Vivien sonrió como si el primer mandatario pudiese verla.
– Anularé cualquier compromiso.
– Bien. Usted es una gran persona, Vivien.
– También lo es usted, señor.
– Yo seré presidente cuatro años más. Para su suerte usted seguirá siendo como es toda la vida. Hasta pronto, amiga.
– Gracias, señor.
Vivien se quedó un momento de pie, junto al escritorio, sin saber qué decir o hacer. Colgó el auricular y miró a los otros. En sus caras advirtió curiosidad, pero no tenía ninguna gana de satisfacerla. Ése era un momento sólo suyo y, mientras fuera posible, no quería compartirlo con nadie.
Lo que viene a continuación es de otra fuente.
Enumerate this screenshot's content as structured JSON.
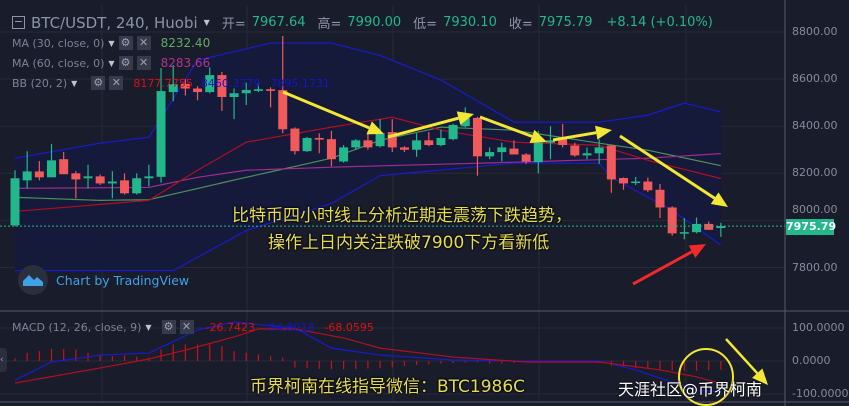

Una mano que llamó a la puerta llegó en ayuda de esa decisión.
– Adelante -dijo el alcalde.
Un hombre de unos treinta años se asomó por la puerta. En la mano tenía un periódico.
– ¿Qué pasa, Trent?
– Hay algo que tendría que ver, señor alcalde.
Gollemberg hizo un gesto y Trent se acercó al escritorio para entregarle el New York Times. El alcalde le dio una ojeada rápida y lo volvió para que todos pudieran verlo.
– ¿Qué significa esto?
Todos se quedaron boquiabiertos.
La primera página mostraba un enorme titular:
LA VERDADERA HISTORIA DE UN NOMBRE FALSO
por
Russell Wade
Abajo había dos fotos muy nítidas. En la primera, un muchacho sostenía en brazos un gato negro. En la segunda, John Kortighan, tomado en tres cuartos de perfil, estaba sentado en un taburete empuñando una pistola. Dirigía una mirada vacía y ausente hacia un punto ubicado a su derecha.
Con una sincronización perfecta, las miradas de los presentes se dirigieron a Russell, que, como siempre, había escogido la silla más apartada. Cuando se supo observado, una expresión inocente se formó en su rostro.